Mais cedo, em carta (.pdf) entregue ao presidente Lula (PT), a Frente Parlamentar do Biodiesel (FPBio) e as associações setoriais Abiove, Aprobio e Ubrabio defenderam que o Brasil “vive o momento mais favorável” para saltar dos atuais 15% de mistura para 17% (B17), com disponibilidade de matéria-prima para isso, entre outros fatores.
“Do ponto de vista econômico, o aumento da participação dos biocombustíveis reduz a exposição do Brasil às oscilações internacionais do mercado de petróleo, aumenta a segurança do abastecimento e cria um importante mecanismo de amortecimento para a volatilidade dos preços dos combustíveis”, defende a carta da FPBio.
“O Brasil está preparado. Os testes demonstram responsabilidade técnica. O contexto internacional reforça a urgência. Este é o momento de avançar para o B17”, completa.

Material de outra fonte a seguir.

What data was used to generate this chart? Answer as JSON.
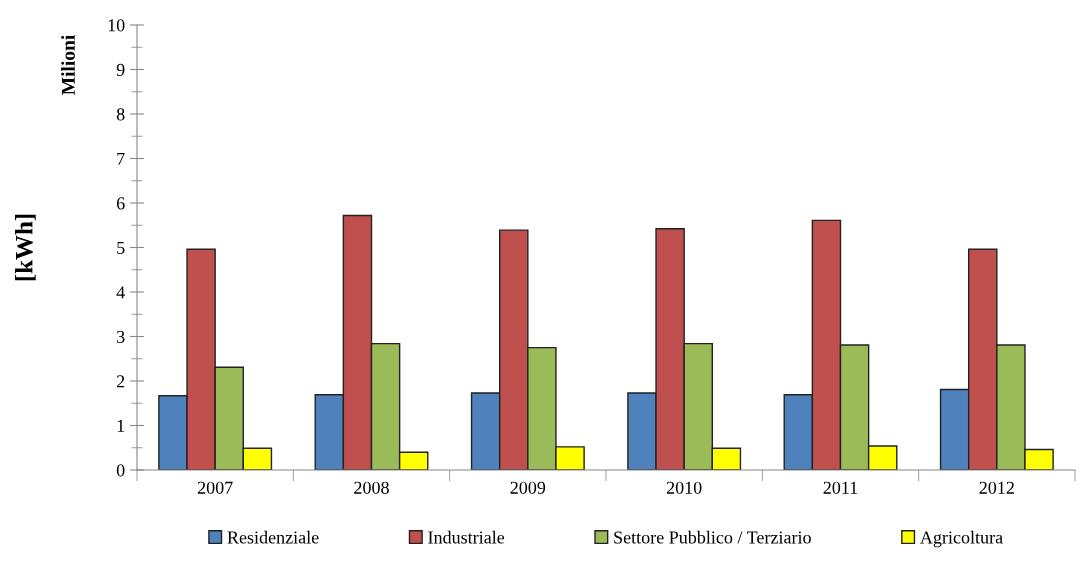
{
  "chart_data": {
    "type": "bar",
    "ylabel": "[kWh]",
    "annotations": [
      "Milioni"
    ],
    "categories": [
      "2007",
      "2008",
      "2009",
      "2010",
      "2011",
      "2012"
    ],
    "series": [
      {
        "name": "Residenziale",
        "color": "#4f81bd",
        "values": [
          1.67,
          1.69,
          1.73,
          1.73,
          1.69,
          1.81
        ]
      },
      {
        "name": "Industriale",
        "color": "#c0504d",
        "values": [
          4.96,
          5.72,
          5.39,
          5.42,
          5.61,
          4.96
        ]
      },
      {
        "name": "Settore Pubblico / Terziario",
        "color": "#9bbb59",
        "values": [
          2.31,
          2.84,
          2.75,
          2.84,
          2.81,
          2.81
        ]
      },
      {
        "name": "Agricoltura",
        "color": "#ffff00",
        "values": [
          0.49,
          0.4,
          0.52,
          0.49,
          0.54,
          0.46
        ]
      }
    ],
    "ylim": [
      0,
      10
    ],
    "yticks": [
      0,
      1,
      2,
      3,
      4,
      5,
      6,
      7,
      8,
      9,
      10
    ],
    "grid": false,
    "legend": "bottom"
  }
}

A entrega ocorreu durante um evento com Lula e o ministro de Minas e Energia, Alexandre Silveira (PSD), no Instituto Mauá, em São Caetano do Sul (SP), para conhecer o programa de testes que irá validar o uso do combustível renovável até 25% (B25). Os estudos terão 300 horas de duração.
A validação é uma condição para avançar com o teor de biodiesel e o próprio plano de testes aprovado pelo governo em maio deste ano deixa clara essa exigência, em linha com o que defendem distribuidoras, transportadoras e indústria automotiva.